Ministro israelense diz que vai revogar cidadania de cineastas por documentário sobre Gaza
O ministro da Cultura de Israel , Miki Zohar , fez uma postagem nesta segunda-feira, 14, no X, antigo Twitter, dizendo que revogaria a cidadania dos cineastas Yuval Abraham e Rachel Szor , dupla israelense que ganhou o Prêmio Especial do Júri no Festival de Cinema de Veneza por seu documentário sobre o genocídio na Faixa de Gaza.
Na publicação, Zohar afirmou que a vitória do filme é chocante e classificou a obra cinematográfica como “desprezível”.

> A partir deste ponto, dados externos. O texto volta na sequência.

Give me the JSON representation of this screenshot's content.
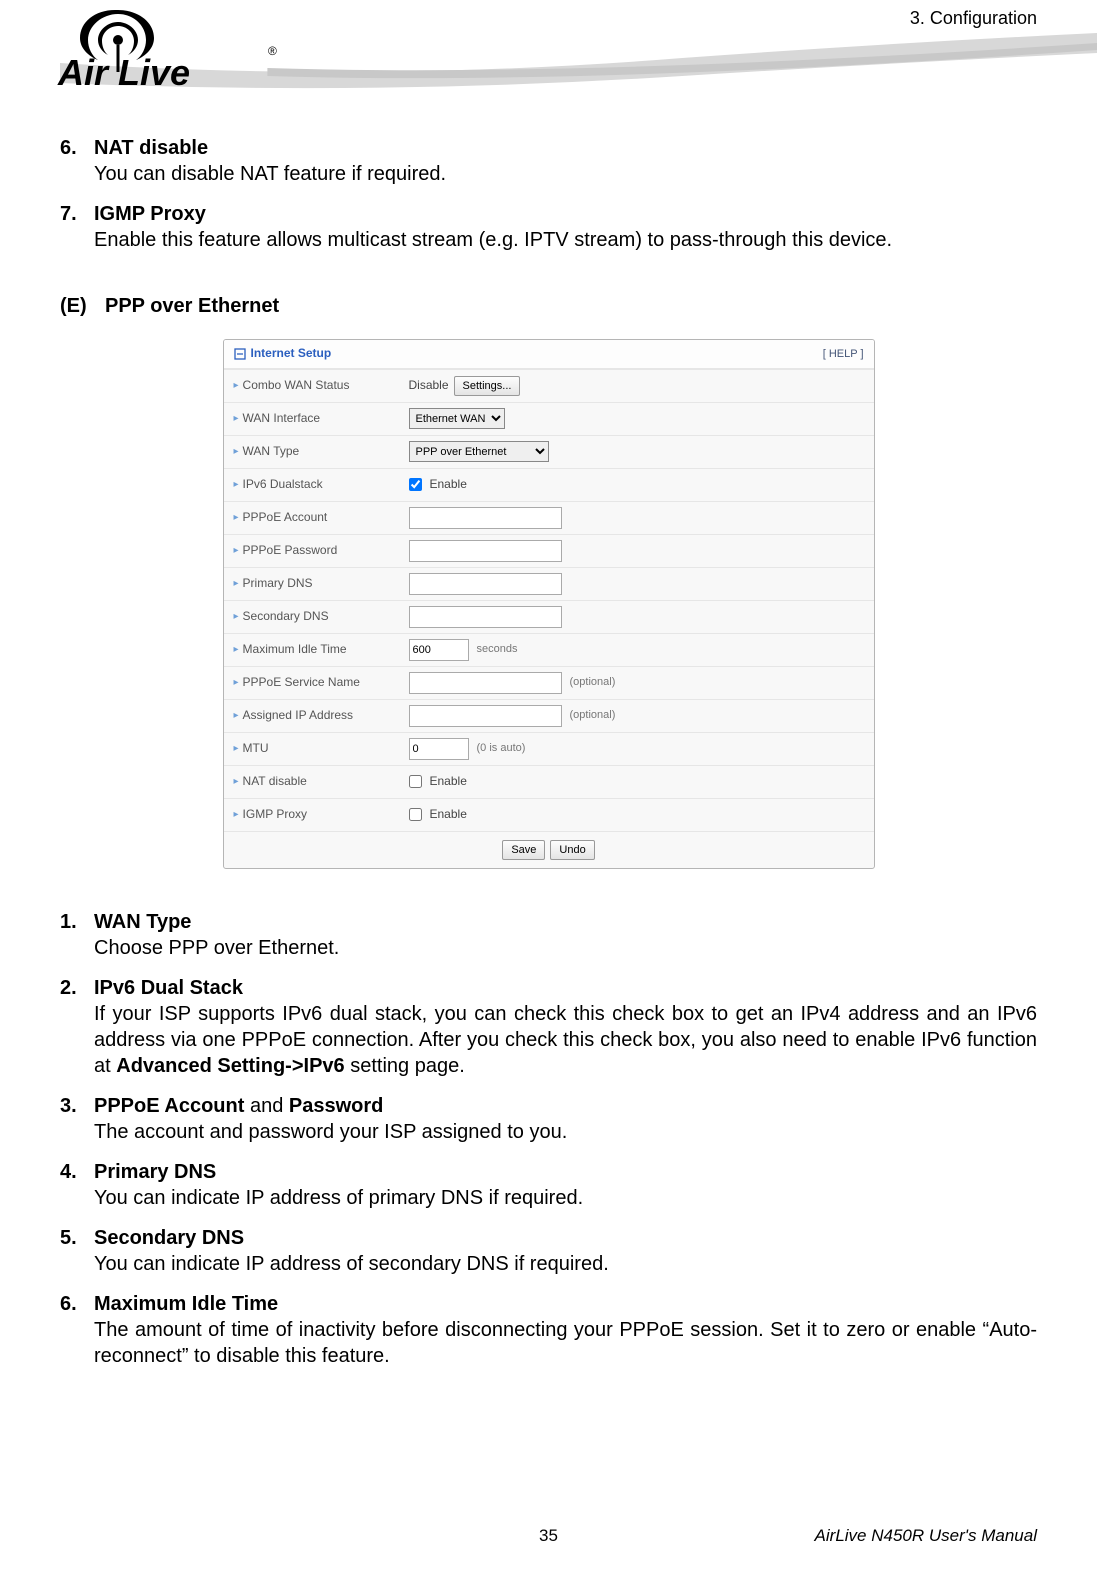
{
  "header": {
    "chapter": "3. Configuration",
    "logo_text": "Air Live",
    "logo_reg": "®"
  },
  "intro_items": [
    {
      "num": "6.",
      "title": "NAT disable",
      "desc": "You can disable NAT feature if required."
    },
    {
      "num": "7.",
      "title": "IGMP Proxy",
      "desc": "Enable this feature allows multicast stream (e.g. IPTV stream) to pass-through this device."
    }
  ],
  "section": {
    "letter": "(E)",
    "title": "PPP over Ethernet"
  },
  "panel": {
    "title": "Internet Setup",
    "help": "[ HELP ]",
    "rows": {
      "combo_wan": {
        "label": "Combo WAN Status",
        "status": "Disable",
        "button": "Settings..."
      },
      "wan_interface": {
        "label": "WAN Interface",
        "options": [
          "Ethernet WAN"
        ]
      },
      "wan_type": {
        "label": "WAN Type",
        "options": [
          "PPP over Ethernet"
        ]
      },
      "ipv6_dualstack": {
        "label": "IPv6 Dualstack",
        "checked": true,
        "text": "Enable"
      },
      "pppoe_account": {
        "label": "PPPoE Account",
        "value": ""
      },
      "pppoe_password": {
        "label": "PPPoE Password",
        "value": ""
      },
      "primary_dns": {
        "label": "Primary DNS",
        "value": ""
      },
      "secondary_dns": {
        "label": "Secondary DNS",
        "value": ""
      },
      "max_idle": {
        "label": "Maximum Idle Time",
        "value": "600",
        "suffix": "seconds"
      },
      "service_name": {
        "label": "PPPoE Service Name",
        "value": "",
        "optional": "(optional)"
      },
      "assigned_ip": {
        "label": "Assigned IP Address",
        "value": "",
        "optional": "(optional)"
      },
      "mtu": {
        "label": "MTU",
        "value": "0",
        "suffix": "(0 is auto)"
      },
      "nat_disable": {
        "label": "NAT disable",
        "checked": false,
        "text": "Enable"
      },
      "igmp_proxy": {
        "label": "IGMP Proxy",
        "checked": false,
        "text": "Enable"
      }
    },
    "buttons": {
      "save": "Save",
      "undo": "Undo"
    }
  },
  "descriptions": [
    {
      "num": "1.",
      "title": "WAN Type",
      "desc": "Choose PPP over Ethernet."
    },
    {
      "num": "2.",
      "title": "IPv6 Dual Stack",
      "desc_parts": [
        "If your ISP supports IPv6 dual stack, you can check this check box to get an IPv4 address and an IPv6 address via one PPPoE connection. After you check this check box, you also need to enable IPv6 function at ",
        "Advanced Setting->IPv6",
        " setting page."
      ]
    },
    {
      "num": "3.",
      "title_parts": [
        "PPPoE Account",
        " and ",
        "Password"
      ],
      "desc": "The account and password your ISP assigned to you."
    },
    {
      "num": "4.",
      "title": "Primary DNS",
      "desc": "You can indicate IP address of primary DNS if required."
    },
    {
      "num": "5.",
      "title": "Secondary DNS",
      "desc": "You can indicate IP address of secondary DNS if required."
    },
    {
      "num": "6.",
      "title": "Maximum Idle Time",
      "desc": "The amount of time of inactivity before disconnecting your PPPoE session. Set it to zero or enable “Auto-reconnect” to disable this feature."
    }
  ],
  "footer": {
    "page_number": "35",
    "manual": "AirLive N450R User's Manual"
  }
}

“ O ódio próprio ardente dos criadores, que estão dispostos a ferir sua pátria para receber aplausos dos antissemitas no mundo, é inconcebível e constitui uma traição ao país”, escreveu.
O ministro também reforçou que vai “agir imediatamente” para tirar a cidadania israelense dos dois cineastas, que chamou de “desprezíveis por traição contra o Estado”.
Segundo a sinopse oficial do Festival de Cinema em Veneza, a produção busca revelar como sistemas de inteligência artificial são usados pelas forças armadas israelenses para cometer “assassinatos em massa calculados” de palestinos em Gaza.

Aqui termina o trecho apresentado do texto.